Live, bi-directional binding of web display data to the data model
Separation of data, logic and presentation code
An HTML-based, extensible syntax
Standard functionality in a single, small footprint JavaScript file

1. Bi-directional data binding

If you type into this box you will see the 2-way data binding in action :

The input field is connected to the data model, so the value you typed was immediately stored in that model. The same value was immediately reflected back on the right in a display field that was also linked to the model.
If you are familiar with JavaScript, you may rightly point out that this data reflection effect can be achieved by injecting the current input box content into a div after it, by attaching an onKeyUp event. Angular will likely use this event also. But the point here is that with Angular, you define relationships and let Angular determine such event processing behind the scenes.

In effect, Angular web pages are better described as state machines rather than event driven ones. The mindset to think state-wise rather than event-wise or procedurally is one of the hard parts about acclimatising to Angular.

2. Separation of data, logic and presentation code

The diagram below shows the basic structure of a typical Angular-based web site :

Overview

You do not need to use a database of course – your data model could simply be hard coded. But most sites will be using Angular to better manage the complexity of data retrieval, storage and display. JavaScript arrays and objects are used to represent the database data in the data model.

Database data can be preloaded into the model in full or in part, with asynchronous retrieval and storage requests handled via Angular code, as you keep the database and data model in sync.

By largely distilling out the HTML code, with its hooks to the data model, changes to the appearance are less likely to require data handling changes.

3. An HTML-based, extensible syntax

You are not limited to the Angular supplied HTM extensions such as ng-model above. For those wary of standards, Angular recognises that this extension does not rigidly adhere to naming standards, so they support the data- prefix to bring it into line, like this : data-ng-model.

By encapsulating the effect of these new HTML elements and attributes, reusable code can be developed more easily. Write once, deploy many times is always an ideal we can strive for.

4. Standard functionality in a single, small footprint JavaScript file

Whilst there are additional Angular JavaScript files such as its ui suite (angular-ui.js), the core functionality is contained in a relatively small footprint file. A homogenous approach to the MVC framework idea. Whilst Angular is rich and complex, you are essentially developing with one set of tools, not a suite of unrelated applets.

Angular operation

Angular operates by traversing the web page Document Object Model (DOM). It interprets the element tags and attributes in conjunction with the data model and controller logic to dynamically alter the HTML code and its rendering. It supplies all the event handling in support of the live two-way data binding.

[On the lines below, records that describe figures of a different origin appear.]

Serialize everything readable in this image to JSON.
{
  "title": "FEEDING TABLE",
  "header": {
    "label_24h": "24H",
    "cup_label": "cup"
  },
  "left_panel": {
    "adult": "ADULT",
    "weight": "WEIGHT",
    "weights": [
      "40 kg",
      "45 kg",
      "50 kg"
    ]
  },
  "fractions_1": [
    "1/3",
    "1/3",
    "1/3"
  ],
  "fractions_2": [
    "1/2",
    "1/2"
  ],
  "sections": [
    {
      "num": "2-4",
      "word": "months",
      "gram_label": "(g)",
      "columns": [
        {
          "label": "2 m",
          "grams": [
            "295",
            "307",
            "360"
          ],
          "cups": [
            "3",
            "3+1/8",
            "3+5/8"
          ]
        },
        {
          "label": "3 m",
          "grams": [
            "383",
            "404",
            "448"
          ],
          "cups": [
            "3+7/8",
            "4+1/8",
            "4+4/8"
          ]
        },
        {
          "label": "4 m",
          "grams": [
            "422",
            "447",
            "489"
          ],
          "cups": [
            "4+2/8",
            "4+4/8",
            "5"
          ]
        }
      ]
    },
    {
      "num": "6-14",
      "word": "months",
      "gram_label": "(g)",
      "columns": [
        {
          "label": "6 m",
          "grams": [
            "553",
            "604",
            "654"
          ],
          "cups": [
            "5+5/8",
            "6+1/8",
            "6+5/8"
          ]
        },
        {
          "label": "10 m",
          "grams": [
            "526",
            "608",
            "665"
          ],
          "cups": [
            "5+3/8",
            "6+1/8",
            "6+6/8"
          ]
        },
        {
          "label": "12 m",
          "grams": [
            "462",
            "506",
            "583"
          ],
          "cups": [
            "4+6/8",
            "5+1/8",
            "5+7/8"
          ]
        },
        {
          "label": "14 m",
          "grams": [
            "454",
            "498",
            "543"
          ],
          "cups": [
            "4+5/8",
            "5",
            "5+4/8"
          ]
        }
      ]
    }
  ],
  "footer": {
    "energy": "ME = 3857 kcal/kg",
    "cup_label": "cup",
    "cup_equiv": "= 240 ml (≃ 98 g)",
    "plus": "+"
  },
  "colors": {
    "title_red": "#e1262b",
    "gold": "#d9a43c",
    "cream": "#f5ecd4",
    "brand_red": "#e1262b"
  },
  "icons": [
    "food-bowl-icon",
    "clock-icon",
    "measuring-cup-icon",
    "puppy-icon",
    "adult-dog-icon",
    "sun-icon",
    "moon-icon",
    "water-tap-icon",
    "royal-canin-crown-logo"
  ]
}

Part of the complexity of Angular is that much of its internal mechanics are exposed to the developer. This is needed, alas, in order to perform some data control logic. But they really should have provided more intelligible wrappers to hide the internals better. It is likely that you will therefore become involved in the internal linking and compiling that Angular carries out. I will, however, try to keep the explanations simple, not least because I found the concepts hard to grasp myself.